I am a researcher in philosophy and law.

I'm currently a Senior Teaching Fellow in Philosophy at the University of Southampton, and a Lecturer in Law at Balliol College, Oxford. I've previously held positions at UCL, Birkbeck, Oxford, Cambridge, and Gothenburg.

My current research mainly looks at the philosophical and theoretical justiciation for legal rules for determining criminal responsibility. I'm particularly interested in the psychological concepts that figure in criminal law doctrines – concepts like awareness, knowledge, belief, and intent – and the interrelation between legal discussions of these concepts and philosophical discussions in epistemology and philosophy of mind and action. For 2019-22, I carried out a Leverhulme Trust-funded project at UCL, Belief in Philosophy and the Criminal Law. This project looked at the role of belief in the criminal law and how this could be informed – and also inform – philosophical accounts of belief.

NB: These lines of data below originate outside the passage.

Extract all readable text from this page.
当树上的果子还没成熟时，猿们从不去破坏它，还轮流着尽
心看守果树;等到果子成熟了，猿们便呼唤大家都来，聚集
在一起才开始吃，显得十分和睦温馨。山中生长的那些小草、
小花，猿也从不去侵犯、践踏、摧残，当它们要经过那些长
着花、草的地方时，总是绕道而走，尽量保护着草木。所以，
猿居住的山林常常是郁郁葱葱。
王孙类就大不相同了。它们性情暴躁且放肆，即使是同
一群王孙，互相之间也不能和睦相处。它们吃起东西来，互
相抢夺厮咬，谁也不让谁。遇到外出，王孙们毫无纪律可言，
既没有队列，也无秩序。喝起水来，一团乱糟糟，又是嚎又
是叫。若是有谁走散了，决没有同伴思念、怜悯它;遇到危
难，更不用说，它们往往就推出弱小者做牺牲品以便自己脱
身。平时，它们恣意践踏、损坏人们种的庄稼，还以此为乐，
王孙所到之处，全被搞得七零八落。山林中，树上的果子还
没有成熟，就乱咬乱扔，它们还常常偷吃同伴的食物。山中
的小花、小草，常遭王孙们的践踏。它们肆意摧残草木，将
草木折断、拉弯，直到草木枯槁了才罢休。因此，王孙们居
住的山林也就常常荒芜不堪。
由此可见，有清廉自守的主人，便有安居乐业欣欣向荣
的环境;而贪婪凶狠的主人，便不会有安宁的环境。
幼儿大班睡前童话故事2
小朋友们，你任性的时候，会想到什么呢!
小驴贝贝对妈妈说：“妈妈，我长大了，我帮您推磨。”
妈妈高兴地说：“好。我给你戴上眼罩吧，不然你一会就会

I've published on a variety of topics in both philosophy and law journals (see here for my publications). I've written about the justifiability of criminalizing negligence and blaming for culpable ignorance, on the signficance of the recklessness/negligence distinction, and on legal standards of proof. Before I became interested in the intersection of philosophy and criminal law, I mainly worked in epistemology and philosophy of mind, and my work in that area primarily looks at how we should understand the responsibility we have over what we believe, and the norms determining what we should believe and what we should say. I also have a side-interest in Aristotle's philosophy of mind.

I studied for my PhD in the Philosophy Department at the University of Cambridge under the supervision of Tim Crane and Arif Ahmed.

When I can, I like to garden, and I used to work as a gardener here.